Respondent demographics were also an important limiting factor. The included specialties did not cover all physicians who performed the surveyed procedures. Including additional specialties could broaden the range of perspectives, picking up on additional trends across different fields or practice settings. Some specialties were represented by far fewer respondents than others. For instance, only 4 neurosurgeons participated, in contrast to 28 pain management physicians. Specialties with smaller respondent numbers could have skewed our results and significant findings regarding neurosurgeons, as well as limited the ability to identify trends across specialties. Furthermore, the exclusion of 30 participants due to incomplete data is a significant number, and the lack of a formal power analysis to justify our sample size remains an important limitation regarding the generalizability of our findings.
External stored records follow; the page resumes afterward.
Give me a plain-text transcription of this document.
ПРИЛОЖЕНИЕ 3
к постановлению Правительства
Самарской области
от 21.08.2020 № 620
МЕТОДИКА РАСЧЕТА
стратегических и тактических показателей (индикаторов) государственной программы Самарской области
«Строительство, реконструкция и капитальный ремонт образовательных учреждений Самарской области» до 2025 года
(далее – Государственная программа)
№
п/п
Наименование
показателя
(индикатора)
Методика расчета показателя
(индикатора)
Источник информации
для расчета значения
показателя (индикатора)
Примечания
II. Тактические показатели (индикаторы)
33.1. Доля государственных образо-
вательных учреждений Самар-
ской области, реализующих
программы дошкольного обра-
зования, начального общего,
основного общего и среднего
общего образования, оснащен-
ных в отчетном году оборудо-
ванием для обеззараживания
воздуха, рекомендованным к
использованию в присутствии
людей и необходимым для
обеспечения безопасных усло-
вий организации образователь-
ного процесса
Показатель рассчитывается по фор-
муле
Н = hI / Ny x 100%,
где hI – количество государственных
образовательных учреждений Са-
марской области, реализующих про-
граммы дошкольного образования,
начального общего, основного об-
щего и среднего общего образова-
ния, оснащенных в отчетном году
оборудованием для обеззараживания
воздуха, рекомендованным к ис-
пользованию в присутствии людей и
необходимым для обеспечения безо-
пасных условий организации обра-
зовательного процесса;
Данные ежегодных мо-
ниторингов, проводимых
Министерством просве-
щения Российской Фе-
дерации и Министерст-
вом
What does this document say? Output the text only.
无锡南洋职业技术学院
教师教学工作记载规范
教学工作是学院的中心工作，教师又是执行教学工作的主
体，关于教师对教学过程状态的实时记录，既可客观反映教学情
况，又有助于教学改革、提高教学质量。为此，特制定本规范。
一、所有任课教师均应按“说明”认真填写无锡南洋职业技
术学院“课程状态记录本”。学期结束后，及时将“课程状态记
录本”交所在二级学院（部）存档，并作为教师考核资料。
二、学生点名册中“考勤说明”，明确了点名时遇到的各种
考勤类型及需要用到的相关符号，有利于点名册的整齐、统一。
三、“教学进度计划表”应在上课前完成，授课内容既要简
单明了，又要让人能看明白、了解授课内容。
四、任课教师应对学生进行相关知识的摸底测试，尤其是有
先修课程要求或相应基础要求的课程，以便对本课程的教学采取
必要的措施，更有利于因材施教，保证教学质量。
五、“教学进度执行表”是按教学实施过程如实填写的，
Institutional differences and the geographic distribution of respondents may also have skewed responses. While the anonymity of the survey did not allow for the consideration of institutional differences, the majority of providers were located in California (83.8%). Healthcare systems, legal practices, costs of living, and cost expectations vary significantly by location and institution, so our results may not reflect national physician perspectives.17 A more geographically diverse sample would help broaden the study’s perspective and identify geographic trends in physician cost perceptions. Lastly, despite the widespread utilization of Medicare, this study did not consider any other public and private reimbursement plans. Future research should investigate additional comparisons between the vast and diverse selections of healthcare insurances to more accurately determine reasonable costs for procedures.
CONCLUSION
This anonymous survey study examined physician and healthcare providers’ perceptions of reasonable costs for epidural injections, facet injections/medial branch blocks, and radiofrequency ablation procedures across multiple specialties. Results were analyzed using pairwise comparisons to assess differences between specialties, lien-based payment status, and any trends with cash discounts. For all 3 procedures, the most common perceived value for all participants was $1000 to $4999. Neurosurgery was associated with significantly higher epidural values than pain, PMR, and PA/NP; higher facet injection/medial branch block values compared with PMR and PA/NPs; and higher radiofrequency ablation values compared with PA/NPs. Physicians who did not accept lien-based payments showed significantly lower cost values across all specialties and procedures. Our findings offer insight into reasonable expenses for patient care, possibly assisting in refining reimbursement models and ensuring consistency in legal proceedings. Such improvements are imperative in assisting patients more effectively navigate payment strategies while also promoting fair treatment and equitable provider compensation. Future research may investigate comparisons between a broader range of public and private insurance contracts as well as lien-based personal reimbursements to better standardize cost estimates and allow for actionable and tangible policy adjustments.